Мне было интересно, что он выскажет о нашей организации. Вряд ли что-то приятное.
— Гвардия. — Он поморщился и взмахнул рукой, едва не сбросив на пол остатки своей трапезы. — Я мало что о ней знаю, впрочем, как и все в Лиге, но то, что я знаю, мне не очень-то нравится. Во-первых, меня раздражает атмосфера секретности вокруг этой организации. Я понимаю, что таков удел спецслужб, но даже у КГБ в свое время не было таких тайн. Гвардия подчиняется Совету, который держит ее в ежовых рукавицах и не дает вздохнуть. ВКС плетут вокруг постоянные интриги, корпорации открыто на нее плюют… А знаете, какой самый чудовищный слух, что я о ней слышал? Говорят, что Гвардия заключила какое-то секретное соглашение с якудзой!
— Ну и что? Вы сами сказали, что японцы представляют реальную силу и с ними нельзя не считаться.
— Вот об этом я и говорю. Типичная обывательская позиция. Что такого? Да сам факт того, что федеральная структура, финансируемая на деньги честных налогоплательщиков, в том числе и на наши с вами деньги, заключает какие-то пакты с отбросами общества, позорен и унизителен. А эти самые отбросы в то же время бродят повсюду, изображая из себя хозяев жизни, щелкают своими кодаками и строят из себя добропорядочных граждан, тогда как сами граждане напуганы и безропотно платят им дань.
Он говорил так громко, что сидевший неподалеку якудза невольно задержал взгляд на нашем столике. Впрочем, якудзы достаточно демократичны и не валят людей только за то, что те не разделяют их взглядов на жизнь. По крайней мере, пока они это летают на словах, не прибегая к активным действиям.
Что касается наших с японцами соглашений, то знает ли профессор, сколько жизней спас так нелюбимый им пакт с отбросами общества?
Хотя в целом я не мог не признать его правоты. Если бы Совет не давил на нас, а ВКС хоть немного посодействовали, мы могли бы решить проблему организованной преступности и другим способом, без соглашения.
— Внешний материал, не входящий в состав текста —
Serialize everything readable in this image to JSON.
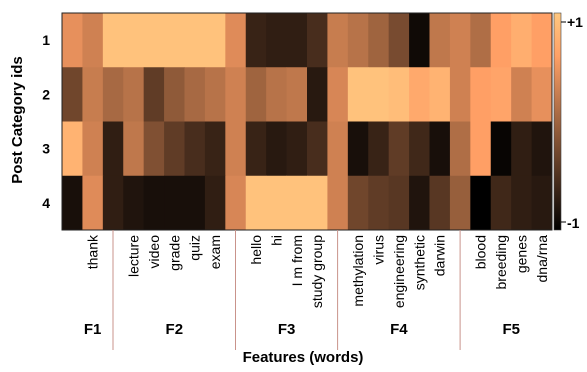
{
  "chart_data": {
    "type": "heatmap",
    "title": "",
    "xlabel": "Features (words)",
    "ylabel": "Post Category ids",
    "rows": [
      "1",
      "2",
      "3",
      "4"
    ],
    "columns": [
      "",
      "thank",
      "",
      "lecture",
      "video",
      "grade",
      "quiz",
      "exam",
      "",
      "hello",
      "hi",
      "I m from",
      "study group",
      "",
      "methylation",
      "virus",
      "engineering",
      "synthetic",
      "darwin",
      "",
      "blood",
      "breeding",
      "genes",
      "dna/rna"
    ],
    "values": [
      [
        0.45,
        0.3,
        0.95,
        0.95,
        0.95,
        0.95,
        0.95,
        0.95,
        0.4,
        -0.65,
        -0.7,
        -0.7,
        -0.55,
        0.25,
        0.15,
        0.0,
        -0.25,
        -0.9,
        0.2,
        0.3,
        0.1,
        0.6,
        0.75,
        0.6
      ],
      [
        -0.3,
        0.25,
        0.05,
        0.15,
        -0.4,
        -0.1,
        0.05,
        0.15,
        0.3,
        0.0,
        0.15,
        0.2,
        -0.75,
        0.35,
        0.95,
        0.95,
        0.9,
        0.7,
        0.8,
        0.3,
        0.6,
        0.65,
        0.3,
        0.45
      ],
      [
        0.8,
        0.3,
        -0.7,
        0.2,
        -0.2,
        -0.4,
        -0.55,
        -0.65,
        0.3,
        -0.65,
        -0.75,
        -0.7,
        -0.55,
        0.3,
        -0.85,
        -0.65,
        -0.4,
        -0.6,
        -0.85,
        0.1,
        0.6,
        -0.95,
        -0.7,
        -0.8
      ],
      [
        -0.85,
        0.4,
        -0.7,
        -0.8,
        -0.85,
        -0.85,
        -0.85,
        -0.7,
        0.35,
        0.95,
        0.95,
        0.95,
        0.95,
        0.3,
        -0.3,
        -0.4,
        -0.45,
        -0.8,
        -0.45,
        -0.05,
        -1.0,
        -0.6,
        -0.7,
        -0.75
      ]
    ],
    "color_range": [
      -1,
      1
    ],
    "colorbar_labels": [
      "+1",
      "-1"
    ],
    "groups": [
      {
        "label": "F1",
        "columns": [
          1
        ]
      },
      {
        "label": "F2",
        "columns": [
          3,
          4,
          5,
          6,
          7
        ]
      },
      {
        "label": "F3",
        "columns": [
          9,
          10,
          11,
          12
        ]
      },
      {
        "label": "F4",
        "columns": [
          14,
          15,
          16,
          17,
          18
        ]
      },
      {
        "label": "F5",
        "columns": [
          20,
          21,
          22,
          23
        ]
      }
    ],
    "colormap": "copper",
    "grid": false
  }
}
Способом, более достойным федеральной структуры.
— Таковы реалии жизни, — сказал я. — Нам не скрыться от них даже в мире иллюзий.
— Черта с два! — сказал человек, являющийся экспертом по раннему буддизму и развитому христианству. — Как вы меня ни убеждайте, Гвардия играет не по правилам!
Интермедия
Не по правилам
Место действия: Мицубиси-3
Время действия: за полтора года до описываемых событий
Он сидел напротив меня на другом конце шестиметрового полированного стола.
Он был чуть выше меня ростом, чуть шире в плечах и талии, чуть тяжелее, чуть темнее кожей. И гораздо агрессивнее и опаснее.
Мой козырь заключался в том, что я умнее.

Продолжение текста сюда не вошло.